One or two experts in the British media suggested he'd "slip off the radar" by joining Atlético. Very odd! This must be a different club to the one that's reached the final of a major European trophy five times in the last nine years and finished as runners-up in Spain for the past two seasons.
With Diego Simeone as his manager, it's certainly not going to be a twilight in the Spanish sunshine; in fact, he'll take his fitness to a whole new level.
The same pundit, oh what the heck let's name him, Danny Mills, suggested that Trippier is joining a defensive team. It's true that Atleti do have an excellent defensive reputation but their full-backs are expected to be omnipresent. The man Trippier is replacing, Juanfran, was a winger turned full-back and he was more comfortable on the front than the back foot.

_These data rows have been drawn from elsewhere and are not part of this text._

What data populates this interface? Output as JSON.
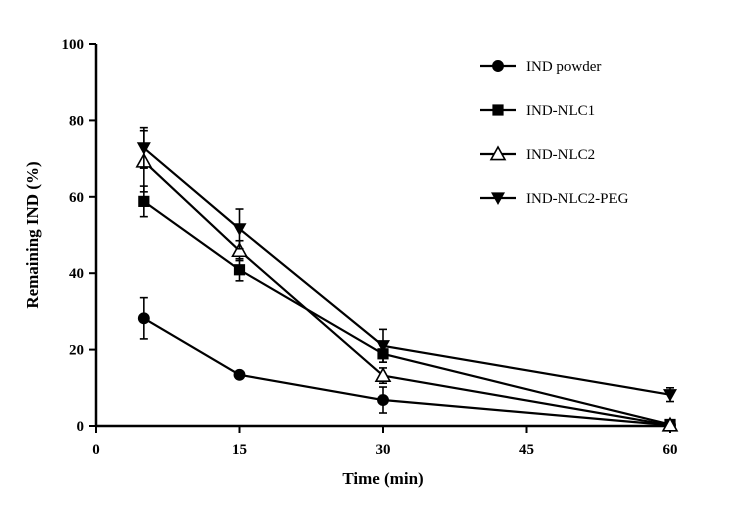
{
  "chart_data": {
    "type": "line",
    "xlabel": "Time (min)",
    "ylabel": "Remaining IND (%)",
    "xlim": [
      0,
      60
    ],
    "ylim": [
      0,
      100
    ],
    "xticks": [
      0,
      15,
      30,
      45,
      60
    ],
    "yticks": [
      0,
      20,
      40,
      60,
      80,
      100
    ],
    "grid": false,
    "legend_position": "top-right",
    "x": [
      5,
      15,
      30,
      60
    ],
    "series": [
      {
        "name": "IND powder",
        "marker": "circle",
        "values": [
          28.2,
          13.4,
          6.8,
          0.2
        ],
        "errors": [
          5.4,
          0.6,
          3.4,
          0.4
        ]
      },
      {
        "name": "IND-NLC1",
        "marker": "square",
        "values": [
          58.8,
          40.9,
          18.9,
          0.4
        ],
        "errors": [
          4.0,
          2.9,
          2.2,
          0.5
        ]
      },
      {
        "name": "IND-NLC2",
        "marker": "triangle-up-open",
        "values": [
          69.3,
          45.9,
          13.2,
          0.2
        ],
        "errors": [
          8.0,
          2.6,
          2.0,
          0.3
        ]
      },
      {
        "name": "IND-NLC2-PEG",
        "marker": "triangle-down",
        "values": [
          72.8,
          51.6,
          21.0,
          8.2
        ],
        "errors": [
          5.3,
          5.2,
          4.3,
          1.8
        ]
      }
    ]
  }
}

For 20 million euros, Atleti have signed a player who scored in a World Cup semi-final a year ago and took his place in a Champions League final although, by his own admission, he fell short of his standards as last season progressed.
He leaves Tottenham with his head held high. The London club clearly have a model that balances age and ability. They've weighed up that Trippier is 28 and they'd have better value investing in a younger talent.

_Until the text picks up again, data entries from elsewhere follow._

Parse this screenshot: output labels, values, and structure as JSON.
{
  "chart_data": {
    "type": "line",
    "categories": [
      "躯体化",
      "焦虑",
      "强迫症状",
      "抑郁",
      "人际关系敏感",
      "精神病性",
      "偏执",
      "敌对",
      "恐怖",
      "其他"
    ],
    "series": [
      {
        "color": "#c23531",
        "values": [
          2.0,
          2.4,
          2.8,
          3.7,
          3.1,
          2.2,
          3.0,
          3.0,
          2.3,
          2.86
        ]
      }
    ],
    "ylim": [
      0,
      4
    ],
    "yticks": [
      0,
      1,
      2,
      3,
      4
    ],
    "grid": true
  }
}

Trippier doesn't exactly have a long list of British players to match is recent years. Steve McManaman stands out for his achievements at Real Madrid, yet Michael Owen, David Beckham and certainly Jonathan Woodgate wouldn't make the Hall of Fame. Jermaine Pennant is only famous for forgetting he'd parked his car at the airport when he headed to Spain and Stan Collymore did a runner from Real Oviedo.
Arguably the best example of a player transitioning from England to Spain was Vinny Samways. Back home, he was regarded as a lightweight midfielder, but in Las Palmas he will be remembered as a hatchet man.
Good luck to Trippier, his journey hasn't been easy. If all had gone according to plan, he would have graduated from the Manchester City Academy to the first team but injury and a new level of recruit prevented that. He relaunched himself at Burnley where his energy and ability to create goals helped promote and then keep the Lancastrians in the Premier League.
At Tottenham, he needed to prove himself and his form rightly won him an England place. Now he's packed his bags and it's a new adventure in the Spanish capital.
Just make sure you have your running shoes packed up, Kieran!